With critically-acclaimed albums like 2019's farmland, 2020's Honky-Tonk Hell, and 2022's The Hometown Kid, Lee created that connection by delivering his own stories to an ever-growing audience. His fourth record, Drink the River, takes a different approach. This time, Lee isn't offering listeners a peek into his internal world; he's holding up a mirror to reflect their own. 
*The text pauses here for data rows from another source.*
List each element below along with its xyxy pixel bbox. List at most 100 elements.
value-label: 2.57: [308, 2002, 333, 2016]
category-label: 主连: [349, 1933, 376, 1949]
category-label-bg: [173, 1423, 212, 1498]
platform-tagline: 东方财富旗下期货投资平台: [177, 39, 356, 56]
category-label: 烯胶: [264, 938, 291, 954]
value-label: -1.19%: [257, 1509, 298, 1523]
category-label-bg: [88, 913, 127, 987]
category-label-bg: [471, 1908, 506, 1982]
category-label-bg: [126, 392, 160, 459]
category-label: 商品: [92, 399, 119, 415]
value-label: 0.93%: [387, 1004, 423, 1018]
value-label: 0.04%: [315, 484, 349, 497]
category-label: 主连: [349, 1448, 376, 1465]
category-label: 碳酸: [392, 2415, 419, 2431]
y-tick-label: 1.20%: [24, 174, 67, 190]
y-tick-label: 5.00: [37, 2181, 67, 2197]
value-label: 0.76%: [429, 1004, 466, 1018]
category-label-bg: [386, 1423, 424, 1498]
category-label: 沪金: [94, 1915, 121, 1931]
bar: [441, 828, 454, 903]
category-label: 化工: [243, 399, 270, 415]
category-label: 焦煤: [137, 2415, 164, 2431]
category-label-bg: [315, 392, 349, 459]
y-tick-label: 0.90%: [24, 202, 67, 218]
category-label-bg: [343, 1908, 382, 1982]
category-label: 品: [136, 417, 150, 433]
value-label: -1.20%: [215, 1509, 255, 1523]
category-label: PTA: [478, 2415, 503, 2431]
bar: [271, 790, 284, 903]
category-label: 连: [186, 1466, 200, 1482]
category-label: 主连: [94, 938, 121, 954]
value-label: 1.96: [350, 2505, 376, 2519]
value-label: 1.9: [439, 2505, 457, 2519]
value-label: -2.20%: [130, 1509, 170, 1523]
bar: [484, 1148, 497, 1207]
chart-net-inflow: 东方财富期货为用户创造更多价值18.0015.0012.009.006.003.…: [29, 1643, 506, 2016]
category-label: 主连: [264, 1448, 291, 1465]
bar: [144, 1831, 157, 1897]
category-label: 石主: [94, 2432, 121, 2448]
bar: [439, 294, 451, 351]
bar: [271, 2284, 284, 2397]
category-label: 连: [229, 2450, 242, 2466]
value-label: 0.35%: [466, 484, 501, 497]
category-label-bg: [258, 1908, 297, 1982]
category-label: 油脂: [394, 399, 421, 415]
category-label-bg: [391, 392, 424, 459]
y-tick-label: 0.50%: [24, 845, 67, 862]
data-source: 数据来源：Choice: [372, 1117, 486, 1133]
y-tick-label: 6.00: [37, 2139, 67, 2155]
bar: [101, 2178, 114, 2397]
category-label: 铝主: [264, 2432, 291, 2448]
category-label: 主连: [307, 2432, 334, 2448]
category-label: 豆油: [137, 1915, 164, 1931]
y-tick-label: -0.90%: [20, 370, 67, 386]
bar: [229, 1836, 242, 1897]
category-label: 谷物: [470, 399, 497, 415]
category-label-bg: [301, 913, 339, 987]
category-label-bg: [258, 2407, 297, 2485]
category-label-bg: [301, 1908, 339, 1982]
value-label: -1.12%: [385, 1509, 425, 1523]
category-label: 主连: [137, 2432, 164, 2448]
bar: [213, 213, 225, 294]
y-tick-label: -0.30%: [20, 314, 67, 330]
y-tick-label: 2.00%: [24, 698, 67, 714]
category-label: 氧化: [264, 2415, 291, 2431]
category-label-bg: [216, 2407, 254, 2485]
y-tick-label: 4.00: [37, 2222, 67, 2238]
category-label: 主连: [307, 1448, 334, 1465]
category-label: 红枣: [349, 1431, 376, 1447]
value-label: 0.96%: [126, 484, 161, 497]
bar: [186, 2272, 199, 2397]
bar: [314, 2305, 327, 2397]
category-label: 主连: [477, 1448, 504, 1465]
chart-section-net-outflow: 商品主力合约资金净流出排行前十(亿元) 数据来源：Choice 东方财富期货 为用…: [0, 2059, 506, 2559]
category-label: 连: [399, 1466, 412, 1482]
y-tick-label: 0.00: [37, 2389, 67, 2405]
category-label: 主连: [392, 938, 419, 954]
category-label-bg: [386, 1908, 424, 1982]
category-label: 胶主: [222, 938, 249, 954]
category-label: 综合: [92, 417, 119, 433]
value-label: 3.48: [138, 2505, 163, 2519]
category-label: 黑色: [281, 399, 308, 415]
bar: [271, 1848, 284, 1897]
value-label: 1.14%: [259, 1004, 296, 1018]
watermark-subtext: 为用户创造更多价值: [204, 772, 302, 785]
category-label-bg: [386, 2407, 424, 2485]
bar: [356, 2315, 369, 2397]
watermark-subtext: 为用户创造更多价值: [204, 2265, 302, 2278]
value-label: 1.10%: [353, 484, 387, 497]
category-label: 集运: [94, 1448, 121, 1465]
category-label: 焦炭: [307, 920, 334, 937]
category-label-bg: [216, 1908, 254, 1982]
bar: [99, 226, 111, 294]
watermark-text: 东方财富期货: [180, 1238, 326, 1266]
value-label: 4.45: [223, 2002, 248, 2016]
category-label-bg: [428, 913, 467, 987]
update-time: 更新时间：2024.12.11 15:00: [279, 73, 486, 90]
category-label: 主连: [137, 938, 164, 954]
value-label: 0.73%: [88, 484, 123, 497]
Storytelling has been an anchor of Lee's music since the very beginning. Raised by Taiwanese parents in Nashville, TN, he left home during his teenage years and headed to Indiana, where he obtained college degrees in literature and journalism. Lee launched his career as a genre-bending musician after returning to Tennessee, quickly progressing from dive bar gigs to high-profile opening slots (including shows with Jason Isbell, Los Lobos, and other artists who, like him, blurred the lines between roots-rock, country, and other forms of American folk music) to his own headlining shows. Throughout it all, he drew upon the narrative skills he'd sharpened as a student. If albums like Honky-Tonk Hell and The Hometown Kid often unfolded like autobiographical entries from his road journal, then Drink the River shows an even broader range of his storytelling abilities. Lee isn't just writing songs about himself; he's writing songs about all of us. And maybe, in doing so, he can bring us a little closer together. 

King Margo bio:

King Margo is Lucciana Costa and Rachel Coats, who grew up 40 minutes apart but didn't meet until many years later in the middle of a Kentucky field.

In anticipation of their second record, King Margo has matured into a more evolved sound. The state of the world has us all sitting a little straighter these days. The songs are more personal. The arrangements are more intricate, featuring soaring harmonies that have captured listeners across the country. "She never boarded up the windows/Grandma likes to say/She rode out every storm/Frying chicken just the same," opens the song "Monsters," inspired by a conversation overheard in a New Orleans coffee shop. The girls pay homage to their upbeat roots with the open-relationship-themed country jam, "you can hang your shirt wherever you like, so long as you hang your hat with me." There are songs of love, murder, tornados, and religion. They are songs carefully crafted after a long year of hibernation and a new awareness of how lucky it is to bring music to the world.